What can you do to protect yourself?
It all starts with an honest conversation. Couples need to talk about their financial expectations during the relationship. This can involve getting a few skeletons out of the closet too, if you have some debt or history with money.
There are options available to set clear parameters around what you will allow, and not allow, to become a relationship asset. This generally takes the form of a legal document called a Contracting Out Agreement. This is a formal document and will require a legal professional to administer.
An important note; the only way to finalise your separation in a binding agreement is to record your agreement to the division of all relationship property and relationship debt in a separation agreement certified by your respective lawyers or by getting an order in the Court.

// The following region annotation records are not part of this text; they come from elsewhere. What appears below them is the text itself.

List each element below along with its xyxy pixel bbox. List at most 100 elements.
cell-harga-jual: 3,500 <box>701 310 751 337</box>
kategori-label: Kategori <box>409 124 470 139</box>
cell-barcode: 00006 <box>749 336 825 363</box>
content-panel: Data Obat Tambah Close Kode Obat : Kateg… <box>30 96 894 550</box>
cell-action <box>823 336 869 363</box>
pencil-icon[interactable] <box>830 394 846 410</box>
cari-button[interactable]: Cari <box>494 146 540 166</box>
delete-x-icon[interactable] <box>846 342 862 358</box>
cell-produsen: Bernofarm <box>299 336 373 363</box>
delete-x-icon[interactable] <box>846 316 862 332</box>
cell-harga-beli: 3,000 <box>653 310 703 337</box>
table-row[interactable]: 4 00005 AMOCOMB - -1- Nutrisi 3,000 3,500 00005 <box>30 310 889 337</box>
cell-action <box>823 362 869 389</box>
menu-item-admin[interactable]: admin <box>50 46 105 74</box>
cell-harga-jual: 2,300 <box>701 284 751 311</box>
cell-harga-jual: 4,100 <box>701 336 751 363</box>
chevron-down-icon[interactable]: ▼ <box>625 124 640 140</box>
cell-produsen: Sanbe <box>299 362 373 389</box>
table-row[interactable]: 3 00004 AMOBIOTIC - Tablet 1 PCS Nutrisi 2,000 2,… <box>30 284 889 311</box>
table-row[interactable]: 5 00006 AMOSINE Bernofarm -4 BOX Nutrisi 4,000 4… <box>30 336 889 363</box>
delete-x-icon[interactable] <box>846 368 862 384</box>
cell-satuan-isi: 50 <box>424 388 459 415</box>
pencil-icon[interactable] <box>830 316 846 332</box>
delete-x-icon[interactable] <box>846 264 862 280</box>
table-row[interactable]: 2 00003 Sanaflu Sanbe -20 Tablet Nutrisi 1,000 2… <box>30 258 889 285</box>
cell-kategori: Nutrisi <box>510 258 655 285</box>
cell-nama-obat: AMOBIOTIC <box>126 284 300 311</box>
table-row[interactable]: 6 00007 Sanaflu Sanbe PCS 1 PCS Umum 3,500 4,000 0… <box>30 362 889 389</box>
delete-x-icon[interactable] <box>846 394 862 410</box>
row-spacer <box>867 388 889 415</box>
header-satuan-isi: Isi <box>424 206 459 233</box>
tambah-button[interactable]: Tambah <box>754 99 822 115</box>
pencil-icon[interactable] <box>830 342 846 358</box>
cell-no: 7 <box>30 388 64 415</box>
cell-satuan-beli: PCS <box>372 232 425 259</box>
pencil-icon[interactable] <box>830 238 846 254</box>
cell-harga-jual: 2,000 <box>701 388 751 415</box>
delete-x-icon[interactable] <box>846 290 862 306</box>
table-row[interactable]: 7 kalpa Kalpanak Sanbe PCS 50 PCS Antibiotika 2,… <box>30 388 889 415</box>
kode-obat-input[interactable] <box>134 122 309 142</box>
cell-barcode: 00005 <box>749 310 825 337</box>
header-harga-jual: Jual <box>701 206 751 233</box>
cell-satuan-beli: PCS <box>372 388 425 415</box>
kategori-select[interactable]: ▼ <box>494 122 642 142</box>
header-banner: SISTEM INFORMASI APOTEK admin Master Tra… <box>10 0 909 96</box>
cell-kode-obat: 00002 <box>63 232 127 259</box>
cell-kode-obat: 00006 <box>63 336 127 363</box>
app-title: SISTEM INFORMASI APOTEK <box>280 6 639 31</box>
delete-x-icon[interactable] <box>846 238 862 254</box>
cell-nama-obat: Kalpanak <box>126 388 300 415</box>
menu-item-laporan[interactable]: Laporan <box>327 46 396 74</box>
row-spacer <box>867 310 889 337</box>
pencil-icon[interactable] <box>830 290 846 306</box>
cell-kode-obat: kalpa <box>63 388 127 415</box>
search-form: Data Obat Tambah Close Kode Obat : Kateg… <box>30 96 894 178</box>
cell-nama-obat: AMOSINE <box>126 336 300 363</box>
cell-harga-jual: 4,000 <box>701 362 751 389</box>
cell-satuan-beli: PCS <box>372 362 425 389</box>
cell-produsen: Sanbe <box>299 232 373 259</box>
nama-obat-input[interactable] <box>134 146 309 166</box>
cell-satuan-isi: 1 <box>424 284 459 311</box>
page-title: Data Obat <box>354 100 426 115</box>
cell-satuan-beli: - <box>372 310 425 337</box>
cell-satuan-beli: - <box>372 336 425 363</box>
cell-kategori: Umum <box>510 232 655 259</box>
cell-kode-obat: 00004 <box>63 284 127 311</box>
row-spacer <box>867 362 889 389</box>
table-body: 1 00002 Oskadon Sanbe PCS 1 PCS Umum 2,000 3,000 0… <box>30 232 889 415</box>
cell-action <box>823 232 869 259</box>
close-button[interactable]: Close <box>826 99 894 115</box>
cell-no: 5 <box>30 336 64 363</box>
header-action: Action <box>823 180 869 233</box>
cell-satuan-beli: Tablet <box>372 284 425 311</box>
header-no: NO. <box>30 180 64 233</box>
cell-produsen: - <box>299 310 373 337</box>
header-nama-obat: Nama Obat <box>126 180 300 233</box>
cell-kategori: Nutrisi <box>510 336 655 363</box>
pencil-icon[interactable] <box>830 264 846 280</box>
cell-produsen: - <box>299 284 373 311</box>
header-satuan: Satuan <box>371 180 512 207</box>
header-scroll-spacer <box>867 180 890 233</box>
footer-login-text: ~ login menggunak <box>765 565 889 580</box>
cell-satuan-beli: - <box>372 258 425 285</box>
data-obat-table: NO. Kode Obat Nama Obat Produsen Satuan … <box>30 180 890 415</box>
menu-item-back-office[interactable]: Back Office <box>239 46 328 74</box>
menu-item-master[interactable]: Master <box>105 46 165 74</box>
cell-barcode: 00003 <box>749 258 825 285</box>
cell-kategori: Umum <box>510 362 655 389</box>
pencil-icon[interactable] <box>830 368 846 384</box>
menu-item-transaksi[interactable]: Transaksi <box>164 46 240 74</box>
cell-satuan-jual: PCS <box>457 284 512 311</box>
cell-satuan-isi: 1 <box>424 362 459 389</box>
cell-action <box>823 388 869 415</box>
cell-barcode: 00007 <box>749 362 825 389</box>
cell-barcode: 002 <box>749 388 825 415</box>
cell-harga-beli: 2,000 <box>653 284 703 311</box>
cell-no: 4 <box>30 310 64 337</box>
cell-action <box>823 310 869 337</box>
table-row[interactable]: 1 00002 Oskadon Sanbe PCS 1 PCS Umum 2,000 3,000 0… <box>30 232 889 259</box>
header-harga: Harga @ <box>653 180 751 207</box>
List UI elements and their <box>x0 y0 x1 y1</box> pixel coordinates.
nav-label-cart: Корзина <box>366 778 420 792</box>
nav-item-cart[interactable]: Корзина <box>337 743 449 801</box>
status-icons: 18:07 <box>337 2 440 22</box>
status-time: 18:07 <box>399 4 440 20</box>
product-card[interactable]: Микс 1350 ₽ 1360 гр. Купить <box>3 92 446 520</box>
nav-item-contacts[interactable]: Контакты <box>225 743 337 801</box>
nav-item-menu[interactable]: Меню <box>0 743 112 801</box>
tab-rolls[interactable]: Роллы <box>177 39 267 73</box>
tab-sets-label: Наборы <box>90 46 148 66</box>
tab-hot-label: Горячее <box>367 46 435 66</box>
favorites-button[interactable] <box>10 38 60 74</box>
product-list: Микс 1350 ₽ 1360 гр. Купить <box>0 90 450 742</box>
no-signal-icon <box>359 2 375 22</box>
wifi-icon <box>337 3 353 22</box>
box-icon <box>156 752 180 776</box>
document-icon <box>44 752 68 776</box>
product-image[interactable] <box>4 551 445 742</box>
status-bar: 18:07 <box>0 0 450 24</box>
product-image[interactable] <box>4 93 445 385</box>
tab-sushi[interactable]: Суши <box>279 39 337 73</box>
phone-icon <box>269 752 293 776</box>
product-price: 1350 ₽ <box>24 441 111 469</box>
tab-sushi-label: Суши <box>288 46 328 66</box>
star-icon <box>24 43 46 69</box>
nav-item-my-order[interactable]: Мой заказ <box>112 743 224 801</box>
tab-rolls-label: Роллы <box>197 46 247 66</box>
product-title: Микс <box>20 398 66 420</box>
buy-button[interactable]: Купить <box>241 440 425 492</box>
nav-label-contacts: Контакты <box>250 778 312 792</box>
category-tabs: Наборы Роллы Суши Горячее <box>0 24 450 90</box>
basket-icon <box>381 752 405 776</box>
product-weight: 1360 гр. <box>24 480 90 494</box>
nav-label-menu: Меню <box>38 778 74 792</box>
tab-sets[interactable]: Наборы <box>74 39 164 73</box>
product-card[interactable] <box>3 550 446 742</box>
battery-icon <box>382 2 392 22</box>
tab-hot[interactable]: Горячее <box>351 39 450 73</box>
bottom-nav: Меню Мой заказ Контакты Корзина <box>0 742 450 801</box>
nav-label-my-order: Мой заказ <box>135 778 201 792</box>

It’s not particularly romantic, but these conversations are best held long before the faecal matter hits the oscillating device – because it is not all fair in love and war.
Disclaimer: This article has been prepared for the purpose of providing general information, without taking into consideration any particular investor’s objectives, financial situation or needs. Any opinions contained in it are held by the author as at the report date and are subject to change without notice.